As enterprises move AI agents from pilots into production, many leaders focus on visible costs such as GPU usage, token consumption and infrastructure. Shekhar argues that the larger hidden cost is often misallocated engineering effort: teams spending too much time stitching together disconnected systems instead of building features that create business value.
AI agents need accurate, real-time business context to operate reliably. When that context is scattered across systems, teams must continuously rebuild the data architecture needed to support AI. This drives higher integration costs, greater operational overhead, more latency and increased token consumption.

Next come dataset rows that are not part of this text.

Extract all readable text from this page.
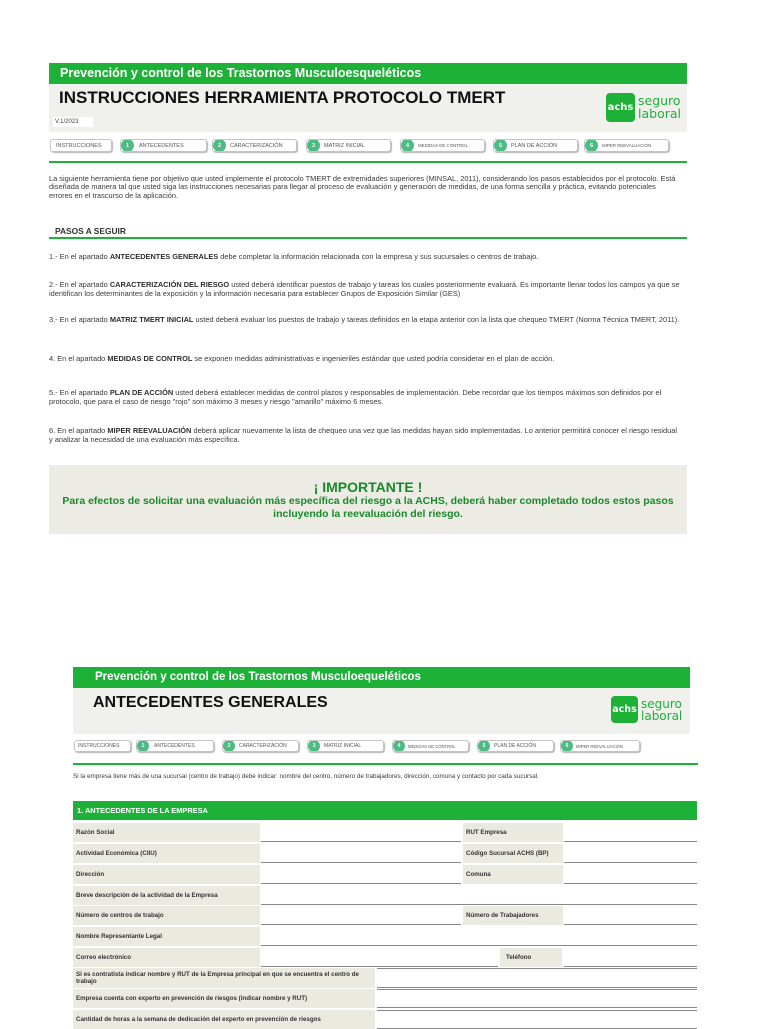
Prevención y control de los Trastornos Musculoesqueléticos
INSTRUCCIONES HERRAMIENTA PROTOCOLO TMERT
V.1/2023
achs seguro
laboral
INSTRUCCIONES	1	ANTECEDENTES	2	CARACTERIZACIÓN	3	MATRIZ INICIAL	4	MEDIDAS DE CONTROL	5	PLAN DE ACCIÓN	6	MIPER REEVALUACIÓN
La siguiente herramienta tiene por objetivo que usted implemente el protocolo TMERT de extremidades superiores (MINSAL, 2011), considerando los pasos establecidos por el protocolo. Está diseñada de manera tal que usted siga las instrucciones necesarias para llegar al proceso de evaluación y generación de medidas, de una forma sencilla y práctica, evitando potenciales errores en el trascurso de la aplicación.
PASOS A SEGUIR
1.- En el apartado ANTECEDENTES GENERALES debe completar la información relacionada con la empresa y sus sucursales o centros de trabajo.
2.- En el apartado CARACTERIZACIÓN DEL RIESGO usted deberá identificar puestos de trabajo y tareas los cuales posteriormente evaluará. Es importante llenar todos los campos ya que se identifican los determinantes de la exposición y la información necesaria para establecer Grupos de Exposición Similar (GES)
3.- En el apartado MATRIZ TMERT INICIAL usted deberá evaluar los puestos de trabajo y tareas definidos en la etapa anterior con la lista que chequeo TMERT (Norma Técnica TMERT, 2011).
4. En el apartado MEDIDAS DE CONTROL se exponen medidas administrativas e ingenieriles estándar que usted podría considerar en el plan de acción.
5.- En el apartado PLAN DE ACCIÓN usted deberá establecer medidas de control plazos y responsables de implementación. Debe recordar que los tiempos máximos son definidos por el protocolo, que para el caso de riesgo "rojo" son máximo 3 meses y riesgo "amarillo" máximo 6 meses.
6. En el apartado MIPER REEVALUACIÓN deberá aplicar nuevamente la lista de chequeo una vez que las medidas hayan sido implementadas. Lo anterior permitirá conocer el riesgo residual y analizar la necesidad de una evaluación más específica.
¡ IMPORTANTE !
Para efectos de solicitar una evaluación más específica del riesgo a la ACHS, deberá haber completado todos estos pasos incluyendo la reevaluación del riesgo.
Prevención y control de los Trastornos Musculoequeléticos
ANTECEDENTES GENERALES	achs seguro
laboral
INSTRUCCIONES	1	ANTECEDENTES	2	CARACTERIZACIÓN	3	MATRIZ INICIAL	4	MEDIDAS DE CONTROL	5	PLAN DE ACCIÓN	6	MIPER REEVALUACIÓN
Si la empresa tiene más de una sucursal (centro de trabajo) debe indicar: nombre del centro, número de trabajadores, dirección, comuna y contacto por cada sucursal.
1. ANTECEDENTES DE LA EMPRESA
Razón Social	RUT Empresa
Actividad Económica (CIIU)	Código Sucursal ACHS (BP)
Dirección	Comuna
Breve descripción de la actividad de la Empresa
Número de centros de trabajo	Número de Trabajadores
Nombre Representante Legal
Correo electrónico	Teléfono
Si es contratista indicar nombre y RUT de la Empresa principal en que se encuentra el centro de trabajo
Empresa cuenta con experto en prevención de riesgos (indicar nombre y RUT)
Cantidad de horas a la semana de dedicación del experto en prevención de riesgos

To avoid this trap, leaders should design data architectures for production scale from day one and measure how much engineering time is spent rebuilding context across fragmented systems. Organizations that address data and context architecture early will be better positioned to reduce costs and scale AI successfully.
Key Takeaways
- The hidden cost of agentic AI is often engineering effort spent rebuilding business context across fragmented systems.
- AI pilots frequently break at production scale when they lack a long-term data and context architecture.
- Leaders should measure data-plumbing effort directly and design AI data architectures for production from day one.